The Air Force’s overall military personnel (MILPERS) request for fiscal 2025 will go up roughly 2 percent, to $41.7 billion. The Space Force MILPERS request is about $1.2 billion, roughly $49 million more than last year’s request.
One notable part of that MILPERS account is the request for $1.1 billion in Air Force bonuses and retention programs for 118,000 critical positions. Both figures are major increases over last year’s request, when the service sought $648 million for 65,000 critical positions.
The $1.1 billion includes $327 million for aviation and $21 million for cyber retention programs. It also funds $91 million in initial enlistment recruitment bonuses and $10 million in enlisted college loan repayment program, which brought in more than 200 new Airmen from March to September last year.
On the Space Force side, the budget would fund $25 million in selective retention bonuses and initial enlistment bonus, plus another $5.7 million for assignment incentive pay. All of those numbers are marked increases over the 2024 request.

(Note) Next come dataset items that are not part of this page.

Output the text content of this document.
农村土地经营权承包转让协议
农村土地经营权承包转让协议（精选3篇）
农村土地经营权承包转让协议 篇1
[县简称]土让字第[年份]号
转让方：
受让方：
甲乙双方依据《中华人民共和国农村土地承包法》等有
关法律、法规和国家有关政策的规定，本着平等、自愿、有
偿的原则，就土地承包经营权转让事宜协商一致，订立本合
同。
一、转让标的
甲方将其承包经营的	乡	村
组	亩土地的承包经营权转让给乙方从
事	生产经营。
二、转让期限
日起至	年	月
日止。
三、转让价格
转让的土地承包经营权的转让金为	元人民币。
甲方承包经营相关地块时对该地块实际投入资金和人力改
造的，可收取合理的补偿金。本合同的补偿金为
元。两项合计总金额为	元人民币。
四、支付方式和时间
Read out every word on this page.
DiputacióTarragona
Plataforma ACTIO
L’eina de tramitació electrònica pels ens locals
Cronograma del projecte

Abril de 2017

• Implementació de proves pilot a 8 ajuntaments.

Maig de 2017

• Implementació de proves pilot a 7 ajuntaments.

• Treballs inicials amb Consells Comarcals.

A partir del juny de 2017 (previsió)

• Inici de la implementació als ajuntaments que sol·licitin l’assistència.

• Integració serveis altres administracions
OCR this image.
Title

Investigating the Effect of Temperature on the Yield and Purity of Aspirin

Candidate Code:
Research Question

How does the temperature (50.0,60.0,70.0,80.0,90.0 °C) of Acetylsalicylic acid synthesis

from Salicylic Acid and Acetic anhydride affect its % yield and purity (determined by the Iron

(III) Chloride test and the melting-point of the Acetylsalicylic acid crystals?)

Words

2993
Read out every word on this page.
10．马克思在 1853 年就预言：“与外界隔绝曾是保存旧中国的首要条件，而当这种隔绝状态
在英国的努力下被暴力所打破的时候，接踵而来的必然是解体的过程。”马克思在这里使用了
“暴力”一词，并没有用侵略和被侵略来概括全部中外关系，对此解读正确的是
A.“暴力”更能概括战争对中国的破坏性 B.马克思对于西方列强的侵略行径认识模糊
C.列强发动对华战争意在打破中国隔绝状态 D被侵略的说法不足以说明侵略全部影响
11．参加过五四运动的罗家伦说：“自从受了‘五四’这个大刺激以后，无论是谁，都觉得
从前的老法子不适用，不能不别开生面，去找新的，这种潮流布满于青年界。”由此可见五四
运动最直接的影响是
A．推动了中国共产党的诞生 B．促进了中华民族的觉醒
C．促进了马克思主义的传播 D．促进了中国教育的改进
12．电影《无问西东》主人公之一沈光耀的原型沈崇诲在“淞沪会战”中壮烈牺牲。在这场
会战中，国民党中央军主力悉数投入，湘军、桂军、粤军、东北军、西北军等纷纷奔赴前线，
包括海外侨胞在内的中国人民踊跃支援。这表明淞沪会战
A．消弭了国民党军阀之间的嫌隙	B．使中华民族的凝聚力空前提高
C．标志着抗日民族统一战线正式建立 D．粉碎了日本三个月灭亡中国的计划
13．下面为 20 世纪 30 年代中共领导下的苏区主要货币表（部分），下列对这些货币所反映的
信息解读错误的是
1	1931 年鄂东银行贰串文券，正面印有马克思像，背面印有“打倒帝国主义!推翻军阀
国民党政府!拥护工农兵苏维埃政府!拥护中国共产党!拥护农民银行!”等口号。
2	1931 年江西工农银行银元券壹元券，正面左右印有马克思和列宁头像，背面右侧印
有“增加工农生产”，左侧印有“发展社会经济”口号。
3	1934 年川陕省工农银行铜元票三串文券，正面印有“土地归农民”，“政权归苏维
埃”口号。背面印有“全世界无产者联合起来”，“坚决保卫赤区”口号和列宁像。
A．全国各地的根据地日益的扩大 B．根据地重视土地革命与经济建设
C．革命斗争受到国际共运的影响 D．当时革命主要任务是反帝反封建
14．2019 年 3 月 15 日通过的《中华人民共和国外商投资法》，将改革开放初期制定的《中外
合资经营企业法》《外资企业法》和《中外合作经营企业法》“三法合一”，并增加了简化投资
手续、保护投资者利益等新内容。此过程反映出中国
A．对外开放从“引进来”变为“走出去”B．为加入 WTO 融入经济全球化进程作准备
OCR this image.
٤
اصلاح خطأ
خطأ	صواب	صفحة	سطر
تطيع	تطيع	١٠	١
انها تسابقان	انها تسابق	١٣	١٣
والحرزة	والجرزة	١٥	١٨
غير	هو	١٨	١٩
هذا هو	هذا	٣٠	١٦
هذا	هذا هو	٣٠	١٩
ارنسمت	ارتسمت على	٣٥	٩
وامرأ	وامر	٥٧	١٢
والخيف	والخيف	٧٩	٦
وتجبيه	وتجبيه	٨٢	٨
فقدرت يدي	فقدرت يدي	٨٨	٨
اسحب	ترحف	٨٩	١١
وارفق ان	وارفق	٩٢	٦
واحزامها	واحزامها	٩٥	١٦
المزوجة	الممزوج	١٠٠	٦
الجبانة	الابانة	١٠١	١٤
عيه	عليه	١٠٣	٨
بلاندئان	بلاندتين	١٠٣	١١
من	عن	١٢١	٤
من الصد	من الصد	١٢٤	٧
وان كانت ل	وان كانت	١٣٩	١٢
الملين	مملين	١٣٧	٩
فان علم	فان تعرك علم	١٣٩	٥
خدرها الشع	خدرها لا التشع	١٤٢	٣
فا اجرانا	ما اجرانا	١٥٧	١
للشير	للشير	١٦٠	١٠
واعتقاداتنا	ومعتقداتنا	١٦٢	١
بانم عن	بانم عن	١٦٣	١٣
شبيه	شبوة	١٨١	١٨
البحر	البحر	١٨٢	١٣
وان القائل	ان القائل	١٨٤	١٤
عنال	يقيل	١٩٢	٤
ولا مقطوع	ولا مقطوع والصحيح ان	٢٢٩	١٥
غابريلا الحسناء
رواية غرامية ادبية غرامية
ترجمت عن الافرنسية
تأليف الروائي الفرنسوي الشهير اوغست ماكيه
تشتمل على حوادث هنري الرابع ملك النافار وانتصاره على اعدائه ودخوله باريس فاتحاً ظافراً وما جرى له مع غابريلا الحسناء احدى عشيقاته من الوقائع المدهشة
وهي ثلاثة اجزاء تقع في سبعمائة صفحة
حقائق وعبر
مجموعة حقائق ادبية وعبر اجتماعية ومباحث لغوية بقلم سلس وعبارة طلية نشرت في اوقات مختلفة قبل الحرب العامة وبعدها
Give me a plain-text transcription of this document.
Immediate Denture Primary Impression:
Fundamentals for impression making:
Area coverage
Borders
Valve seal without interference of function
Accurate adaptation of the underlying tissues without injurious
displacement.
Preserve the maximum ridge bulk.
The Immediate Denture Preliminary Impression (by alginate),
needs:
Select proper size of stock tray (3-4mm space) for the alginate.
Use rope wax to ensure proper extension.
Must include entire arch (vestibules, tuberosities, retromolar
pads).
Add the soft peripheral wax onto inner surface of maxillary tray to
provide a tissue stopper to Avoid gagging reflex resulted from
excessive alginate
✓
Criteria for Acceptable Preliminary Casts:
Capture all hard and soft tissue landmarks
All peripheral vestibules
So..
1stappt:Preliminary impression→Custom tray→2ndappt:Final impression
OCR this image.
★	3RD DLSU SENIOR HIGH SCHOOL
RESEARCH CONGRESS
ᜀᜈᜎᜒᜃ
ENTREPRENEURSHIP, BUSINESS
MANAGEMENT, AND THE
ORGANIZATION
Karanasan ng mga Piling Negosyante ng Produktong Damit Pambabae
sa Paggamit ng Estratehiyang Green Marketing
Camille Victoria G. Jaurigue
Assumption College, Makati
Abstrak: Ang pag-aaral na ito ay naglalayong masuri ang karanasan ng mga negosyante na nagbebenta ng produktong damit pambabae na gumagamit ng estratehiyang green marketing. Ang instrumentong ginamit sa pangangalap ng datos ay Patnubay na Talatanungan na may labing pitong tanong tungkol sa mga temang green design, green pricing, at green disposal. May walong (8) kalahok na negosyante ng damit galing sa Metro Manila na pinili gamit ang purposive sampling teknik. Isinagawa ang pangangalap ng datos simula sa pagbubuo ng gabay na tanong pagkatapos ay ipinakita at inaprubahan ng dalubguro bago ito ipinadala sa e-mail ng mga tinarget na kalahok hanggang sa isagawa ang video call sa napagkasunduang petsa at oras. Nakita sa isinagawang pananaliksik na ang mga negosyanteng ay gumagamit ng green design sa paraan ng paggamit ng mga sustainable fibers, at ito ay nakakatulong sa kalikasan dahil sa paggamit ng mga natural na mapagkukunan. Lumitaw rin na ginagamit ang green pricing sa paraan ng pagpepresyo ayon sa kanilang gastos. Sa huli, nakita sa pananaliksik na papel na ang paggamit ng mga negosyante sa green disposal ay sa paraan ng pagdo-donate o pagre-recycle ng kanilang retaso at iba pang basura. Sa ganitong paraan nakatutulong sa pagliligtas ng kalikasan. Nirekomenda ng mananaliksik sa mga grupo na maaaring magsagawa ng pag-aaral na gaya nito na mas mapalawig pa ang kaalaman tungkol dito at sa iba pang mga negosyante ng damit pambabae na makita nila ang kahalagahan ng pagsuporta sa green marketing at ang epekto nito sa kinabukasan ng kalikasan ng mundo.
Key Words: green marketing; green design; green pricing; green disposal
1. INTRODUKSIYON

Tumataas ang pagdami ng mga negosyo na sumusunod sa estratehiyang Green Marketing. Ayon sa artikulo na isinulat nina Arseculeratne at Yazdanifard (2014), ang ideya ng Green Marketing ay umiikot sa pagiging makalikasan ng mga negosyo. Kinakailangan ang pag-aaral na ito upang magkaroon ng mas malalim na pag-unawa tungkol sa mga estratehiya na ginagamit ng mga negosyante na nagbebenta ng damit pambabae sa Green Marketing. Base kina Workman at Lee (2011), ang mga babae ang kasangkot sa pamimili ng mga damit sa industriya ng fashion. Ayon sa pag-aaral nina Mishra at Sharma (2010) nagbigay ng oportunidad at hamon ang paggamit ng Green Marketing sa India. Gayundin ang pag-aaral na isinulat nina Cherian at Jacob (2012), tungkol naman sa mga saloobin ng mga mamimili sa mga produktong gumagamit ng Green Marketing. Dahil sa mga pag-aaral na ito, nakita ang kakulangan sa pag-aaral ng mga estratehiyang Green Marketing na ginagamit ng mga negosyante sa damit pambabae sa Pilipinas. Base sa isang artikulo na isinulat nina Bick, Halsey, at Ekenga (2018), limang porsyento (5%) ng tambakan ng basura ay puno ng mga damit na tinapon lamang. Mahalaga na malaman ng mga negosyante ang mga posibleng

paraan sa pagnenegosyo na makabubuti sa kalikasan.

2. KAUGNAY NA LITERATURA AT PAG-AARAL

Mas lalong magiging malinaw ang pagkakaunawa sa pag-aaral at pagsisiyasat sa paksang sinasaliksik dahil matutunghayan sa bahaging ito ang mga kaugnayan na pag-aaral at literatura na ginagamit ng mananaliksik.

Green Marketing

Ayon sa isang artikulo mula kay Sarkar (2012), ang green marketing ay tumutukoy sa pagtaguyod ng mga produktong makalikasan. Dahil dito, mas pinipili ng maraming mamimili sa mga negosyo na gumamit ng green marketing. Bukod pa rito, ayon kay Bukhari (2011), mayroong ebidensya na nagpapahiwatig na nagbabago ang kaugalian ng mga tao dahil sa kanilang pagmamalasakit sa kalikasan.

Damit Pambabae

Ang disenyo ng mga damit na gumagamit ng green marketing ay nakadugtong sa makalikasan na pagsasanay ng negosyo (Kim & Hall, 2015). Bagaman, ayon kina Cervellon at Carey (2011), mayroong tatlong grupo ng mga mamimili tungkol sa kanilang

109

The MILPERS budgets also have proposed raises of 4.5 percent for pay, 4.2 percent for Basic Allowance for Housing, and 3.4 percent for Basic Allowance for Subsistence. Such increases would mark smaller jumps than the previous few years, when inflation led to historic jumps in pay, BAH, and BAS. More recently, inflation has cooled somewhat. In June, the Congressional Budget Office estimated that inflation in the personal consumption expenditures price index would fall from 3.3 percent in 2023 to 2.6 percent in 2024, and 2.2 percent in 2025.
The MILPERS budget increases also include an additional $40 million for the Basic Needs Allowance, targeted toward junior troops struggling with food insecurity. The increase will allow officials to expand eligibility for the program, to troops with income that is 200 percent or less of the Federal Poverty Guidelines, compared to the prior cutoff of 150 percent.
Department of the Air Force documents say the budget “prioritizes $1.3 billion to support our greatest asset, our people, through increased pay and benefits,” but it could come at a cost if the government cannot pass a full budget by April 30—a failure to do so would trigger automatic cuts under the Fiscal Responsibility Act.
“We will continue to take care of our people by ensuring military manpower accounts are protected from further reductions under sequestration, but this will exert tremendous pressure on procurement and readiness accounts to absorb the indiscriminate, across-the-board spending cut required under sequestration,” the Department of Defense wrote in its overall budget summary.
Indeed, MILPERS accounts for about 22 percent of the Air Force’s budget in FY24 and FY25, much of which is driven by pay raises mandated by Congress. Even so, the Air Force sometimes comes up short, as it did last summer when inflation, higher-than-expected PCS costs, and retention resulted in the service running out of funding for bonuses and PCS moves, leaving many Airmen and their families in limbo.
“This is a crippling problem,” researchers with the RAND Corporation wrote in a 2023 report. “The workforce is the foundation for readiness, yet the [Department of the Air Force] … must maintain fiscal flexibility to meet other immediate and future needs.”
Better data on the impact of past bonuses and incentive pays, better integration between Air Force policy planners, and “whole of Air Force” policy games for department officials could result in more efficient policies that are less likely to result in a shortfall, RAND senior operations researcher and retired Air Force veteran Lisa Harrington told Air & Space Forces Magazine in January.
“In our reports, we call for bringing those people responsible for human capital policies together to talk about this in one big group, because there are second order effects across all of these policy changes,” she said.